For sure, slapping a felony charge on a president is a massive claim to stake on anonymous sources. The president has denied any collusion with Russia or obstruction of justice.
Trump on Saturday even thanked the Mueller team, whose probe has clouded the work of this administration from early on, for speaking up. “I thought that the Buzzfeed piece and maybe equally as bad, the coverage of the Buzzfeed phony story, it was a total phony story, and I appreciate the special counsel coming out with a statement last night. I think it was very appropriate that they did so, I very much appreciate that,” Trump told reporters.
GW’s Turley, for his part, used his column to warn that the Mueller investigation, once revealed, may lay bare the differences between alleged behavior unbecoming to the office and actual lawbreaking. Or, as at least one pundit has put it, “lawful but awful” actions. And it’s that difference that can make the scramble for scoops difficult and dangerous.

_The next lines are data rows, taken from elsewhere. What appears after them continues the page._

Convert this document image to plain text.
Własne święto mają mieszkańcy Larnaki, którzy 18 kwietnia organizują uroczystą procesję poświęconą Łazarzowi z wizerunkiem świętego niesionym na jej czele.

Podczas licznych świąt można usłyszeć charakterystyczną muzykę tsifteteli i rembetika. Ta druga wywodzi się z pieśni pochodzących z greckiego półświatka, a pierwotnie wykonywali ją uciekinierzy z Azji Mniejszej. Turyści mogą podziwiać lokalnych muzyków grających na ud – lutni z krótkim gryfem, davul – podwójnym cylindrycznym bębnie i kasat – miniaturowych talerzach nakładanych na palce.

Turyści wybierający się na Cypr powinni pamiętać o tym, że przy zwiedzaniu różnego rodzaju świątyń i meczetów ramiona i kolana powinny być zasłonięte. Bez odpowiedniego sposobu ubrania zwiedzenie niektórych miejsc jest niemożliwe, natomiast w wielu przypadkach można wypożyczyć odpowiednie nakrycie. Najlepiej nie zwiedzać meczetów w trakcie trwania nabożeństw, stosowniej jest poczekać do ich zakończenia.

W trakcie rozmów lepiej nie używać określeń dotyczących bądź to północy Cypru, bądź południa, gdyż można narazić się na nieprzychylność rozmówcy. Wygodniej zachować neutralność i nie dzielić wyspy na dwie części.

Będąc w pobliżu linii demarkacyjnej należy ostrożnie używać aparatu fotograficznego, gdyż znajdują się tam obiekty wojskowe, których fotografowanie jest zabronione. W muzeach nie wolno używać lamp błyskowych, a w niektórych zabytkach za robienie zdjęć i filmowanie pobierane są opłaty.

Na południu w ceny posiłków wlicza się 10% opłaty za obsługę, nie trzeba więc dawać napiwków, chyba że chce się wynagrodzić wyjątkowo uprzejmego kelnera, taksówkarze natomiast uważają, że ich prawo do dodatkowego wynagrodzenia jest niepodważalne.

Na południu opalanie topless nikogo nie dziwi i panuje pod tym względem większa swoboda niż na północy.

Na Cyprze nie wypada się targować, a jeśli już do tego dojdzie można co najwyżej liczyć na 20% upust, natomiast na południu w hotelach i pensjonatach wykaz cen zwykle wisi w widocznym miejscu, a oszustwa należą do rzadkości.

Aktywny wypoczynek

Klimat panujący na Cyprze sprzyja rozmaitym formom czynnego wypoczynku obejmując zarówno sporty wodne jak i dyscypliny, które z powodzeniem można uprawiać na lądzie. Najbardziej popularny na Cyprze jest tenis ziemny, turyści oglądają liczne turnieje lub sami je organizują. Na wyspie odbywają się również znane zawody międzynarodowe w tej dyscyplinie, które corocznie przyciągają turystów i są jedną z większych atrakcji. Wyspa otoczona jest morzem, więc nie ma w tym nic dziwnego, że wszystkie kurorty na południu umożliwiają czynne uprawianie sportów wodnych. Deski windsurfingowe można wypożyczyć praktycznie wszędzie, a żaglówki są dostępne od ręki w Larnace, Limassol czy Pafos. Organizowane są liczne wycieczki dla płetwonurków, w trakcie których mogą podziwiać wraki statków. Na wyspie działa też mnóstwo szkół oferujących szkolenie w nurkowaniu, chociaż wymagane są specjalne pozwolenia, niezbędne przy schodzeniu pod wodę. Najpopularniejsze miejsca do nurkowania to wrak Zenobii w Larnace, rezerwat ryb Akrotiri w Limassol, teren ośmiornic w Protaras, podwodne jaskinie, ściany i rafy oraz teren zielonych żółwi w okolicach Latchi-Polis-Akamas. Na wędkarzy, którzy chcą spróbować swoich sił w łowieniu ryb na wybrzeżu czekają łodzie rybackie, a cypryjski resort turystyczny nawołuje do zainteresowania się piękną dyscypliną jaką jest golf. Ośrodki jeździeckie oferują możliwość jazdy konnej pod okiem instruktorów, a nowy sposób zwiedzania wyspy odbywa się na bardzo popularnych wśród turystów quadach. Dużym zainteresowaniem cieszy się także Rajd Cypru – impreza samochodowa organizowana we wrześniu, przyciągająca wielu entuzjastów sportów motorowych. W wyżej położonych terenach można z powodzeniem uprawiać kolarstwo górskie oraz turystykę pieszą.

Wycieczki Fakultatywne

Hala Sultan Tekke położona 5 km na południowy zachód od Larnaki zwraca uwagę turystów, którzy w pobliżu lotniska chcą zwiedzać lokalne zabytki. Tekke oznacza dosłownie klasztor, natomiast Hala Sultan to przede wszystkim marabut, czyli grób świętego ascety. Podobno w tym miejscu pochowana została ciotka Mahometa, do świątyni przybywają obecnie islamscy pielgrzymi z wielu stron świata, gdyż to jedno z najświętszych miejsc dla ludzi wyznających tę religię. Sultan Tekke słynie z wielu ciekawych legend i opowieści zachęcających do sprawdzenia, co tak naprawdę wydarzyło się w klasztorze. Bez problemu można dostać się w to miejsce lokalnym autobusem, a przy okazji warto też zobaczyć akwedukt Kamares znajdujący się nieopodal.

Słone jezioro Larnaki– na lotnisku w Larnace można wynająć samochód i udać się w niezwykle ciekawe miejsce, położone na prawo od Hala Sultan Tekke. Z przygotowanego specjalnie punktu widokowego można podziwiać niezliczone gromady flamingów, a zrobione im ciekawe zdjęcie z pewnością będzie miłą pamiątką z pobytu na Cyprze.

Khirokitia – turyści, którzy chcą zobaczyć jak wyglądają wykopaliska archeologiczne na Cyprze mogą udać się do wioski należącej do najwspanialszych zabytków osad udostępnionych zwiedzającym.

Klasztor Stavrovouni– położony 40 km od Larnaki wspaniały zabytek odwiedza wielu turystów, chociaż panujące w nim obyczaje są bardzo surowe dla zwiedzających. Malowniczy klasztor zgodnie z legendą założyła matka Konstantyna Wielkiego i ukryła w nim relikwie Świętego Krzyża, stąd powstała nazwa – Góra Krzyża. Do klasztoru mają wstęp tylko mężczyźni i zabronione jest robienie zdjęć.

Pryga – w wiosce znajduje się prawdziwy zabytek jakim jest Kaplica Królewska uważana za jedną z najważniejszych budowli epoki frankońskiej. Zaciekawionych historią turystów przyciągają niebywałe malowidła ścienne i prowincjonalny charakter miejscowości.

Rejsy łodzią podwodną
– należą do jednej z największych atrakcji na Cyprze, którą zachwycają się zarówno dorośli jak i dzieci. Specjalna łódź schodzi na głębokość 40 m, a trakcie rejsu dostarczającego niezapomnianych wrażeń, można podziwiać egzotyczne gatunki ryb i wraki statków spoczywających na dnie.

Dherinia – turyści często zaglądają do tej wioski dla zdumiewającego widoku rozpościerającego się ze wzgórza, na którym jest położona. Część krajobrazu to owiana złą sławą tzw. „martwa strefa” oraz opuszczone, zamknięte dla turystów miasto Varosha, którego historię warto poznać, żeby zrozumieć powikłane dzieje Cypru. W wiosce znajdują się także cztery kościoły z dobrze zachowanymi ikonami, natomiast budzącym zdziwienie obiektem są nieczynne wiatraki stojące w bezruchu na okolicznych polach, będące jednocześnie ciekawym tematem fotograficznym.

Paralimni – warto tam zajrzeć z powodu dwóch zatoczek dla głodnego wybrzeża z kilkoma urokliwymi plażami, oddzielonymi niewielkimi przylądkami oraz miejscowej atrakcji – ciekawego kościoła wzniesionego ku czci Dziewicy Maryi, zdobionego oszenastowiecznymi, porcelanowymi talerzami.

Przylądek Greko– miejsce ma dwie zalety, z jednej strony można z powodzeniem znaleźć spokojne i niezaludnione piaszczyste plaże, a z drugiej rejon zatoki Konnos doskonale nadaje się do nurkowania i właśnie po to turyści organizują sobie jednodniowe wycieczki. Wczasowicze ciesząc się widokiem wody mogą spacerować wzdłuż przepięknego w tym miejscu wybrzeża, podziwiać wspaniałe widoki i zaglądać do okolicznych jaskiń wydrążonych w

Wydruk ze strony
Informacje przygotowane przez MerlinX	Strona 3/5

“First there was collusion. Then there was obstruction. Then there was subornation. As the Russia investigation has migrated to every new allegation, a host of experts have proclaimed conclusive grounds for the imminent prosecution and impeachment of President Trump, soon followed by calls for immediate impeachment proceedings, only to be followed by mitigating or conflicting evidence on each allegation,” Turley wrote.
“The president may well be shown to have committed criminal or impeachable acts including subornation. That, however, will require concrete evidence and the satisfaction of the elements of a specific crime. Mueller may supply such facts or he may not. It is the seeming refusal to accept the latter possibility that has increasingly distorted media coverage.”